As much as I try to be one of those organised meal plan types, there are often times when the wheels come off and we veer perilously close to having toasted sandwiches for dinner. My latest emergency dinner is a good old bacon and egg pie – there are no dishes, you can throw the whole thing together in minutes, and if you’re lucky there will be some leftover for lunch tomorrow.
Speedy bacon and egg pie
The one in the photograph was made with flaky pastry to Stephanie Alexander’s recipe, but for emergency dinners I pull out a packet of the frozen stuff (for New Zealand readers, this one is excellent). Follow these instructions and dinner will be on the table in no time.
500g frozen flaky puff pastry
250g bacon or ham, chopped
A bunch of spring onions, chopped, or a package of my instant caramelised onions
a dollop of your favourite chutney
salt and pepper
a splash of milk to glaze the top
As soon as you get in the door, preheat the oven to 210C and take the pastry and caramelised onions out of the freezer.

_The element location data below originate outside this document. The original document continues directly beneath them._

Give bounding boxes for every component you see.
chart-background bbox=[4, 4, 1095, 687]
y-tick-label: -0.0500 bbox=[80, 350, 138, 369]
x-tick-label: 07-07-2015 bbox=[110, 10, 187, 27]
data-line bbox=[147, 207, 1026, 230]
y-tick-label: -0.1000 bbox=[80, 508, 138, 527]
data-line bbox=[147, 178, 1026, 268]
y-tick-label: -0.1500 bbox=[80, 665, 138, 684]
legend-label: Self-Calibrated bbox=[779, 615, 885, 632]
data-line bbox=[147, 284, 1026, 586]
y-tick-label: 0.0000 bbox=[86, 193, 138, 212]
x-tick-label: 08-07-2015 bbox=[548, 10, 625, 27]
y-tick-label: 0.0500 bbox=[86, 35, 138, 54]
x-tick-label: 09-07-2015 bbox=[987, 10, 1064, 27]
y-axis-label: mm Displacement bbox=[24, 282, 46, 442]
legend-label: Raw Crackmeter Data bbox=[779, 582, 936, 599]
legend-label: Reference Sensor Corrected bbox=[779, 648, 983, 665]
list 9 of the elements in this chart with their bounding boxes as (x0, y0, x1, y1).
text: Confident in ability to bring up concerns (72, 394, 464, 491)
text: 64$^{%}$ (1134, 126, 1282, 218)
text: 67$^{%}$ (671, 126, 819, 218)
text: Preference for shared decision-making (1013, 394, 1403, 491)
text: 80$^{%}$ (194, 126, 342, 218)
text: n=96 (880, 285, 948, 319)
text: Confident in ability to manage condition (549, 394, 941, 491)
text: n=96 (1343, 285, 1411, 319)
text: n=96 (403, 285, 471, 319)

Take your coat off, read your child a story/play hide ‘n seek/talk to your spouse/put the washing machine on/unload the dishwasher.
When the pastry is mostly thawed, line a pie dish (I use my favourite all-purpose ex-brownie pan, measuring about 20cm x 30cm) with a sheet of pastry. Scatter the ham/bacon and onions on top. Grind over lots of pepper and a touch of salt.
Lightly whisk the eggs together, just to break the yolks up, and stir in the chutney. Pour this mixture over the ham and onions. Top with a sheet of pastry and crimp the edges. Prick the lid a few times with a fork and brush it with milk.
Bake for 25-35 minutes, until the pastry is risen and golden and cooked through. Serves four.
What’s your current favourite emergency dinner?